One interesting thing about the Siepel et al study is that they've tried to break down where these evolutionally conserved regions occur. As you might expect, many are in the exons of protein coding genes, signposting genes that have similar ancestry and function in most of the species examined. As the percentages from the previous paragraphs indicate, however, there are at least twice as many conserved regions outside of those protein coding genes.
Repeats, which make up a large proportion of the genome, tended to contain a substantially reduced number of conserved regions although interestingly some ancestral repeats (repeats inserted before different species "split" off from their common ancestor) appear to have gained critical functions and are highly conserved; it has been suggested that maybe some of these are the functions that help to differentiate mammals from ancestral vertebrates.

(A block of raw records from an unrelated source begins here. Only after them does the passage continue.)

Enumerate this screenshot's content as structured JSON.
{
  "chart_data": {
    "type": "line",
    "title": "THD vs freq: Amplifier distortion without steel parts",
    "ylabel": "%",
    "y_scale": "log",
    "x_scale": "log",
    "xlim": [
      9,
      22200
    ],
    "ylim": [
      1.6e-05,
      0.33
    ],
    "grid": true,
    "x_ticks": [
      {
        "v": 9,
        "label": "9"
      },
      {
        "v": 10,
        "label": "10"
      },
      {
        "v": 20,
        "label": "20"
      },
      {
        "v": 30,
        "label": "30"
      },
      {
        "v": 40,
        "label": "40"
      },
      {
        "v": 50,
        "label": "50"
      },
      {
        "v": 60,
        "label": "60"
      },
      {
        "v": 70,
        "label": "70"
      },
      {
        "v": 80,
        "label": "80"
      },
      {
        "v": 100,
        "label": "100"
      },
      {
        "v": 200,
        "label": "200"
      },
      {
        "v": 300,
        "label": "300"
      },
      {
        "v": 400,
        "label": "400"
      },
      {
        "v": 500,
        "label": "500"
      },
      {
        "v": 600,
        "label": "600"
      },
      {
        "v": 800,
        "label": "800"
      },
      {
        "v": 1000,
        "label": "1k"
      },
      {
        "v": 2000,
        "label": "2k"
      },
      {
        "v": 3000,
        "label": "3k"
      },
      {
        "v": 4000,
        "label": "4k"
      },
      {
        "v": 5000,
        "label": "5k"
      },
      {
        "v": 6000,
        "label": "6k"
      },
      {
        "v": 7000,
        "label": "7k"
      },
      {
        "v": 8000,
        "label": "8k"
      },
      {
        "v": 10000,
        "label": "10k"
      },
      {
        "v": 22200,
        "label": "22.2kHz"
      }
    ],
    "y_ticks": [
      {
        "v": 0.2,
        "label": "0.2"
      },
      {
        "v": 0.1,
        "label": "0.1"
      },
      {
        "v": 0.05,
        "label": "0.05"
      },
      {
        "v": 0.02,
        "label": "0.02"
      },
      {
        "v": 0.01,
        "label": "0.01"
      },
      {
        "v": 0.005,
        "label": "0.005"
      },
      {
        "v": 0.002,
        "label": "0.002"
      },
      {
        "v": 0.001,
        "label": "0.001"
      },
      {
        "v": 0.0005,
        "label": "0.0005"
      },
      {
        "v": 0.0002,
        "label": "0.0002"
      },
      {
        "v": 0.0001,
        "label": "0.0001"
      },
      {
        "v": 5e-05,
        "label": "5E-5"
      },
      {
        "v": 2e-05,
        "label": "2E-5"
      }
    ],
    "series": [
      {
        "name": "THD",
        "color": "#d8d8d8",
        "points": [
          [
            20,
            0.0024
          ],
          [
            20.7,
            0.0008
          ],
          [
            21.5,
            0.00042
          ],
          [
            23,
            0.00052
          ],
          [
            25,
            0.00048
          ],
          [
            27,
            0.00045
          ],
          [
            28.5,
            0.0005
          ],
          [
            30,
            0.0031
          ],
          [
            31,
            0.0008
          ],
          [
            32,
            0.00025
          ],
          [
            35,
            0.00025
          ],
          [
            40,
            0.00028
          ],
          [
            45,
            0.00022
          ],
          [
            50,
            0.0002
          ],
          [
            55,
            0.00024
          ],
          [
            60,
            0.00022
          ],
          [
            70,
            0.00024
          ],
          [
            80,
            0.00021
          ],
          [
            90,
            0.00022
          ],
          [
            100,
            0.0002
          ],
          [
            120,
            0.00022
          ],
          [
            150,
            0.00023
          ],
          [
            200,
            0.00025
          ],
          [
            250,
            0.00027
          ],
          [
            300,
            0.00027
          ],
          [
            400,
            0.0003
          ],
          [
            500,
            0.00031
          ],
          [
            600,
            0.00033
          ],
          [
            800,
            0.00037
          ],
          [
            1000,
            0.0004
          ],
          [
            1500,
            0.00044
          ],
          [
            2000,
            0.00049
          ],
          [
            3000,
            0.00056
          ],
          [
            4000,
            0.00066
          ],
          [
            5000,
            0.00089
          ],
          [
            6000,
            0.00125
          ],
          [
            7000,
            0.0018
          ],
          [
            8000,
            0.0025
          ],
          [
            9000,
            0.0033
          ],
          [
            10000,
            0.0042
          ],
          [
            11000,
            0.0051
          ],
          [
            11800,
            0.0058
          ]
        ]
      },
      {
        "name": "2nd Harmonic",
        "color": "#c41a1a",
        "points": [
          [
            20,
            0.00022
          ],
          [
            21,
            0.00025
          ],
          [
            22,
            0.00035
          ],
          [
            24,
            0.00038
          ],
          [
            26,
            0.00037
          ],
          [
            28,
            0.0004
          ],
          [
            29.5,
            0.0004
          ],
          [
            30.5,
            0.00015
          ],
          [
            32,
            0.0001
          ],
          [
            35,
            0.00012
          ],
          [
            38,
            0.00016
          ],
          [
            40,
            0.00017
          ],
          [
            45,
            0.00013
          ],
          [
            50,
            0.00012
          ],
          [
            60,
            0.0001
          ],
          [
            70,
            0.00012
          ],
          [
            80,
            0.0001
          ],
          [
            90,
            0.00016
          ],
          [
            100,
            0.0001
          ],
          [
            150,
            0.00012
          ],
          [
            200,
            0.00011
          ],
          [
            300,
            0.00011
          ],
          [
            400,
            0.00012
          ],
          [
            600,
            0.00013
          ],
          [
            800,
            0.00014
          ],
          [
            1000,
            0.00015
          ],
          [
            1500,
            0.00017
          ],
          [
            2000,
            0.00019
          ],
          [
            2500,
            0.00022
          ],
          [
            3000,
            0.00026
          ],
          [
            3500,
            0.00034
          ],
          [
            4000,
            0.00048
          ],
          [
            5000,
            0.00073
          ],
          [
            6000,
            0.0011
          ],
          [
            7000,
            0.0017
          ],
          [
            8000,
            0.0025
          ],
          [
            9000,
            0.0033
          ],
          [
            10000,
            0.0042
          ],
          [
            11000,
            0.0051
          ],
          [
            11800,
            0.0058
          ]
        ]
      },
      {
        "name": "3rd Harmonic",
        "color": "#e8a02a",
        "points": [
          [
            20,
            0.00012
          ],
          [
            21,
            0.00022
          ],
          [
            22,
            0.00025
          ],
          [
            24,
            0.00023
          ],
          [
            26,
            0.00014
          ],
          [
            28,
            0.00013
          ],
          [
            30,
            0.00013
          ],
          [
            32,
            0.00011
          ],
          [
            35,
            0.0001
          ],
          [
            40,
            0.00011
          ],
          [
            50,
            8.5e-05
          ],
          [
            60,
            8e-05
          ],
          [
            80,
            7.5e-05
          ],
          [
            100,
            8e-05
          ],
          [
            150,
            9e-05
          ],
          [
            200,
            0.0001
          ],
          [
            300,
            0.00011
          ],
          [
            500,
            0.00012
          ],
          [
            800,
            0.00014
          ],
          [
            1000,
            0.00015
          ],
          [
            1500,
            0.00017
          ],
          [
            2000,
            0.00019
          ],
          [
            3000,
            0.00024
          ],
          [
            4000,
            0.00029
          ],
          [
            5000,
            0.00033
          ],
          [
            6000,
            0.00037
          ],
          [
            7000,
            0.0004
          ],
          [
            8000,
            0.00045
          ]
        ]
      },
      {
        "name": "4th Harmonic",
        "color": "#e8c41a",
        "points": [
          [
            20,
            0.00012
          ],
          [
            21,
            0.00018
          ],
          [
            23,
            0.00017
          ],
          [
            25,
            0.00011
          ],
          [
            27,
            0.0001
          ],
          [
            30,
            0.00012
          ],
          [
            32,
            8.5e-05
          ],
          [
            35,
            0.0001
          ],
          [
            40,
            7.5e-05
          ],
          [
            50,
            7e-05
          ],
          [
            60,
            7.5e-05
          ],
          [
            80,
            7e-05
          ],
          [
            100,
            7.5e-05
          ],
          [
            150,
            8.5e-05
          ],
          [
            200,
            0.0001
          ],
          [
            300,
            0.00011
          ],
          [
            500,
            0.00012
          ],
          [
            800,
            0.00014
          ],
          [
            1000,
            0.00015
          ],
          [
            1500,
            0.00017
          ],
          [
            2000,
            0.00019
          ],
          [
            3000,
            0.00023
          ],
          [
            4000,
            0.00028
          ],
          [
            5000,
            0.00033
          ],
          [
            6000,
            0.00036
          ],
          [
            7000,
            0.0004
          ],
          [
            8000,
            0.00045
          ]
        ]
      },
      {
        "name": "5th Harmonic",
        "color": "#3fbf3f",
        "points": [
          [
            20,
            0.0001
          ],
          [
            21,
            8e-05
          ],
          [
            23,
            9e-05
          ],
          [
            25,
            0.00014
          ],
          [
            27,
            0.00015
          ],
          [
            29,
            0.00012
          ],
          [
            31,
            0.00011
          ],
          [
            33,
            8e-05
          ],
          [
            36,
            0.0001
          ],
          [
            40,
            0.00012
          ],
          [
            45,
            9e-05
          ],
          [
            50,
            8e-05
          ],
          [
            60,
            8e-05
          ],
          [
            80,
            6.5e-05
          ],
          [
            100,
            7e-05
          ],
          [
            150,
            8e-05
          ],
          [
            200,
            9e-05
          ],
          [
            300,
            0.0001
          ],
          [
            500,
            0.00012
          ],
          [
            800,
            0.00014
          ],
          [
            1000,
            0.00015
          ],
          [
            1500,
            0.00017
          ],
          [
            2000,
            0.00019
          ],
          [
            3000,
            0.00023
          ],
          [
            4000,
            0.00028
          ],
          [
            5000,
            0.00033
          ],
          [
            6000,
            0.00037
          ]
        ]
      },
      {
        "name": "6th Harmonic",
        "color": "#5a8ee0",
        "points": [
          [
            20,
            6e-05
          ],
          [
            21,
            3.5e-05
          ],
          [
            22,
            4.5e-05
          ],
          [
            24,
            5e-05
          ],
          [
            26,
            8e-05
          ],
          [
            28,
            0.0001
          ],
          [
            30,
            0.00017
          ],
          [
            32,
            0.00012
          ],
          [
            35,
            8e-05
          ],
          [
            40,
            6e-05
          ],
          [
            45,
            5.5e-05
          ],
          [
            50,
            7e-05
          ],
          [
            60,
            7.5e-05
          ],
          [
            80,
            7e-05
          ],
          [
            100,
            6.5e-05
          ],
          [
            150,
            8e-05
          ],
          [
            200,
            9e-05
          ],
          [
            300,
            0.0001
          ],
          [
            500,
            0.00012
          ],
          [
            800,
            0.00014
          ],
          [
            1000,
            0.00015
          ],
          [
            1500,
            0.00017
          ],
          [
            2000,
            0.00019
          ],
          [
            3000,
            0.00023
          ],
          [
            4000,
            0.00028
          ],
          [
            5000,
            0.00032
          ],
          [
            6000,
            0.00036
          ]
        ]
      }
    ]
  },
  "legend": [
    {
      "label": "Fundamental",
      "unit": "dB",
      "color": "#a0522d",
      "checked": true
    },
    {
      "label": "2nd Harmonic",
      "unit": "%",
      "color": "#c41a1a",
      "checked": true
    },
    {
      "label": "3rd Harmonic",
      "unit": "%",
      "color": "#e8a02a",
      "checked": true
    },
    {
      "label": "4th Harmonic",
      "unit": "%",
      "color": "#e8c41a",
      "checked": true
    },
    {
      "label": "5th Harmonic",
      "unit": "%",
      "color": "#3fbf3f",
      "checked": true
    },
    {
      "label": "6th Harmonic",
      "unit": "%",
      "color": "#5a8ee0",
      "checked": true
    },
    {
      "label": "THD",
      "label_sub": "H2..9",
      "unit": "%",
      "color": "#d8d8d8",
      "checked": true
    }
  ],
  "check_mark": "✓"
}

Other conserved regions seem to confirm the regulatory roles played by certain sequence features: tellingly, the untranslated regions (UTRs) sometimes found on the ends of gene sequences which are thought to play a part in where, how often and for how long the gene is expressed were enriched significantly in highly conserved bases.
The possibilities for using the sort of data Siepel et al have generated are fantastic - I'd love to see more research along these lines. With the ENCODE project maturing we should be able to shed more light on what dark matter really is and there's even the possibility that we'll be able to create a set of controls significantly large enough to train and test machine learning algorithms that finally get regulatory region prediction success rates up to reliable levels. That's maybe a whole other posting for another day.
I should point out that this certainly isn't the first paper to look at genomic alignments. With each one written, though, the field seems to get a little bit more sophisticated and the methodology a little more polished.
More importantly, all of the data they produced - including base by base conservation scores - is already available as a track on the UCSC genome browser which earns them a big gold star in my book.